How Those Who Find It Hard to Sit and Do Nothing Can Move Towards Mindful Meditation

I started doing yoga years ago, and even though I enjoyed it, I almost gave up. Why? Because everyone kept on telling me that the more I did the more flexible I would become. Still, I did yoga class after yoga class and I still didn’t feel myself getting that much more flexible. And then, one day, I had a teacher who said that some people, like runners (me), just weren’t that flexible and we just had to do the best we could do. Ok, that wasn’t exactly what she said, but whatever it was made be feel that I wasn’t doing something “wrong” that was keep me from being a human pretzel. It was just how my body was made.

Mindful meditation is a bit like that for me, as well. I figured that it was just something I would never be able to do because thoughts were always popping into my head. But the thing is — that’s okay. Noticing that they are there is part of being mindful. So instead if giving  up and saying, this isn’t for me, you need to acknowledge these thoughts and  return to focusing on your breathing.

In practicing mindful meditation, I’ve found that it’s best to start small. A recent article in Time (That Art of Being Mindful) suggested sitting cross-legged and focusing on your breathing for 10 minutes a day and building from there. To tell you the truth, 10 minutes is still a bit long for me at this point.

If you’re like me, and find it hard to sit still for 10 minutes, I think the key is to just start.
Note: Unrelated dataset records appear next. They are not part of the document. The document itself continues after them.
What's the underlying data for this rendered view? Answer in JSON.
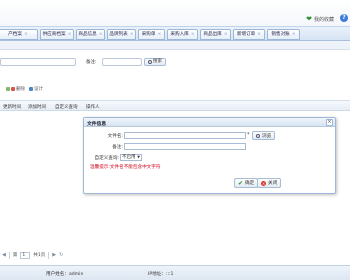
{
  "header": {
    "favorites_label": "我的收藏",
    "favorites_icon": "star-icon",
    "help_icon": "question-icon"
  },
  "tabs": [
    {
      "label": "产档案"
    },
    {
      "label": "供应商档案"
    },
    {
      "label": "商品信息"
    },
    {
      "label": "品牌列表"
    },
    {
      "label": "采购单"
    },
    {
      "label": "采购入库"
    },
    {
      "label": "商品出库"
    },
    {
      "label": "新增订单"
    },
    {
      "label": "销售对账"
    }
  ],
  "search": {
    "remark_label": "备注:",
    "search_button": "搜索"
  },
  "toolbar": {
    "delete_label": "删除",
    "design_label": "设计"
  },
  "table": {
    "columns": [
      "更新时间",
      "添加时间",
      "自定义查询",
      "操作人"
    ]
  },
  "pager": {
    "page_label": "第",
    "page_value": "1",
    "total_label": "共1页"
  },
  "status": {
    "username": "用户姓名：admin",
    "ip": "IP地址：:::1"
  },
  "dialog": {
    "title": "文件信息",
    "filename_label": "文件名:",
    "required_mark": "*",
    "browse_button": "浏览",
    "remark_label": "备注:",
    "custom_query_label": "自定义查询:",
    "custom_query_value": "不启用",
    "warning": "温馨提示:文件名不能包含中文字符",
    "ok_button": "确定",
    "close_button": "关闭"
  },
  "colors": {
    "accent": "#3b7dd8",
    "warning": "#d0021b",
    "tab_border": "#9fb7d6"
  }
}
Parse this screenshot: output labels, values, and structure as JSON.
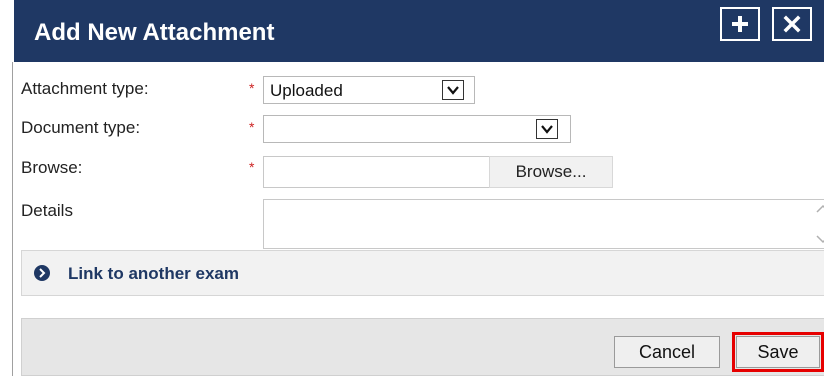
{
  "dialog": {
    "title": "Add New Attachment",
    "header_buttons": {
      "add_icon": "plus-icon",
      "close_icon": "close-icon"
    }
  },
  "form": {
    "attachment_type": {
      "label": "Attachment type:",
      "value": "Uploaded",
      "required_mark": "*"
    },
    "document_type": {
      "label": "Document type:",
      "value": "",
      "required_mark": "*"
    },
    "browse": {
      "label": "Browse:",
      "value": "",
      "button_label": "Browse...",
      "required_mark": "*"
    },
    "details": {
      "label": "Details",
      "value": ""
    }
  },
  "link": {
    "label": "Link to another exam",
    "icon": "chevron-right-circle-icon"
  },
  "footer": {
    "cancel_label": "Cancel",
    "save_label": "Save"
  },
  "colors": {
    "header_bg": "#1f3864",
    "required": "#cc2222",
    "highlight": "#e60000"
  }
}
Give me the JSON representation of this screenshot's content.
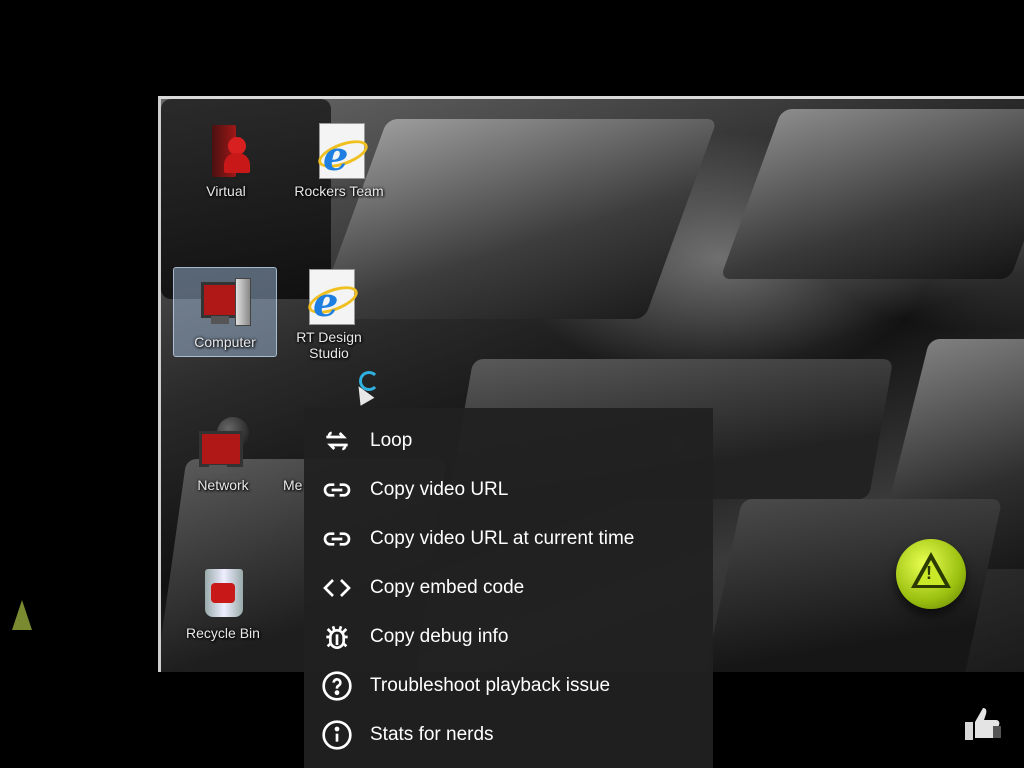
{
  "desktop": {
    "icons": [
      {
        "label": "Virtual"
      },
      {
        "label": "Rockers Team"
      },
      {
        "label": "Computer"
      },
      {
        "label": "RT Design Studio"
      },
      {
        "label": "Network"
      },
      {
        "label": "Me"
      },
      {
        "label": "Recycle Bin"
      }
    ]
  },
  "context_menu": {
    "items": [
      {
        "label": "Loop",
        "icon": "loop-icon"
      },
      {
        "label": "Copy video URL",
        "icon": "link-icon"
      },
      {
        "label": "Copy video URL at current time",
        "icon": "link-icon"
      },
      {
        "label": "Copy embed code",
        "icon": "code-icon"
      },
      {
        "label": "Copy debug info",
        "icon": "bug-icon"
      },
      {
        "label": "Troubleshoot playback issue",
        "icon": "help-circle-icon"
      },
      {
        "label": "Stats for nerds",
        "icon": "info-circle-icon"
      }
    ]
  },
  "colors": {
    "menu_bg": "#212121",
    "menu_text": "#ffffff",
    "page_bg": "#000000"
  }
}
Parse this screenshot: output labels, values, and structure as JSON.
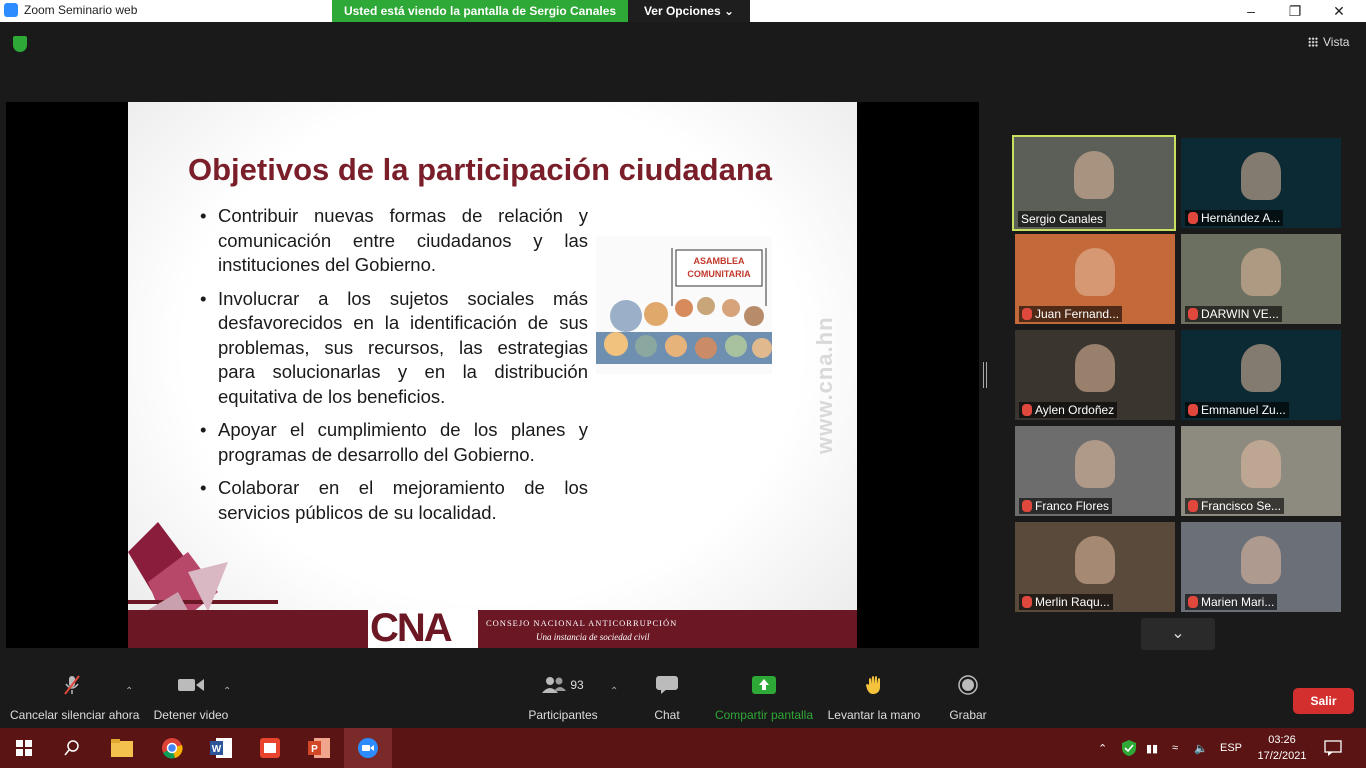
{
  "window": {
    "title": "Zoom Seminario web"
  },
  "share_banner": {
    "viewing": "Usted está viendo la pantalla de Sergio Canales",
    "options": "Ver Opciones"
  },
  "header": {
    "view_label": "Vista"
  },
  "slide": {
    "title": "Objetivos de la participación ciudadana",
    "bullets": [
      "Contribuir nuevas formas de relación y comunicación entre ciudadanos y las instituciones del Gobierno.",
      "Involucrar a los sujetos sociales más desfavorecidos en la identificación de sus problemas, sus recursos, las estrategias para solucionarlas y en la distribución equitativa de los beneficios.",
      "Apoyar el cumplimiento de los planes y programas de desarrollo del Gobierno.",
      "Colaborar en el mejoramiento de los servicios públicos de su localidad."
    ],
    "image_banner": "ASAMBLEA COMUNITARIA",
    "watermark": "www.cna.hn",
    "logo": "CNA",
    "org_name": "CONSEJO NACIONAL ANTICORRUPCIÓN",
    "org_tagline": "Una instancia de sociedad civil"
  },
  "participants_panel": [
    {
      "name": "Sergio Canales",
      "muted": false,
      "active": true,
      "bg": "#5b5f57"
    },
    {
      "name": "Hernández A...",
      "muted": true,
      "active": false,
      "bg": "#0c2a33"
    },
    {
      "name": "Juan Fernand...",
      "muted": true,
      "active": false,
      "bg": "#c46a3a"
    },
    {
      "name": "DARWIN VE...",
      "muted": true,
      "active": false,
      "bg": "#6c7060"
    },
    {
      "name": "Aylen Ordoñez",
      "muted": true,
      "active": false,
      "bg": "#3b3530"
    },
    {
      "name": "Emmanuel Zu...",
      "muted": true,
      "active": false,
      "bg": "#0c2a33"
    },
    {
      "name": "Franco Flores",
      "muted": true,
      "active": false,
      "bg": "#6d6d6d"
    },
    {
      "name": "Francisco Se...",
      "muted": true,
      "active": false,
      "bg": "#8d8a80"
    },
    {
      "name": "Merlin  Raqu...",
      "muted": true,
      "active": false,
      "bg": "#5a4a3c"
    },
    {
      "name": "Marien Mari...",
      "muted": true,
      "active": false,
      "bg": "#6b6f78"
    }
  ],
  "toolbar": {
    "unmute": "Cancelar silenciar ahora",
    "stop_video": "Detener video",
    "participants": "Participantes",
    "participants_count": "93",
    "chat": "Chat",
    "share": "Compartir pantalla",
    "raise_hand": "Levantar la mano",
    "record": "Grabar",
    "leave": "Salir"
  },
  "taskbar": {
    "language": "ESP",
    "time": "03:26",
    "date": "17/2/2021"
  },
  "colors": {
    "share_green": "#2ea836",
    "slide_title": "#7a1f2a",
    "cna_maroon": "#6b1824",
    "leave_red": "#d32f2f",
    "taskbar": "#5a1414"
  }
}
Even if it is 3 minutes a day, that is more than you were doing before. Then build from there. I haven’t made it to 10 uninterrupted minutes a day, but I do find myself taking time to focus on my breathing,

The article also gave 3 mindful tips. The first is to wear a watch, the idea being you won’t look at your phone so much and be distracted by what you see, or can do, there. I always wear a watch and that is one of the reasons I do.

The second one is no phones in bed. I would take that further and say in the bedroom — unless you’re on call or something like that and have to always have your phone nearby. The idea behind this is that you should be fully awake before you look at any devices.

The third, which I know works, is to get into nature. It’s kind of hard to do that and not find yourself observing your surroundings, unless you’re texting or talking on your phone, that is.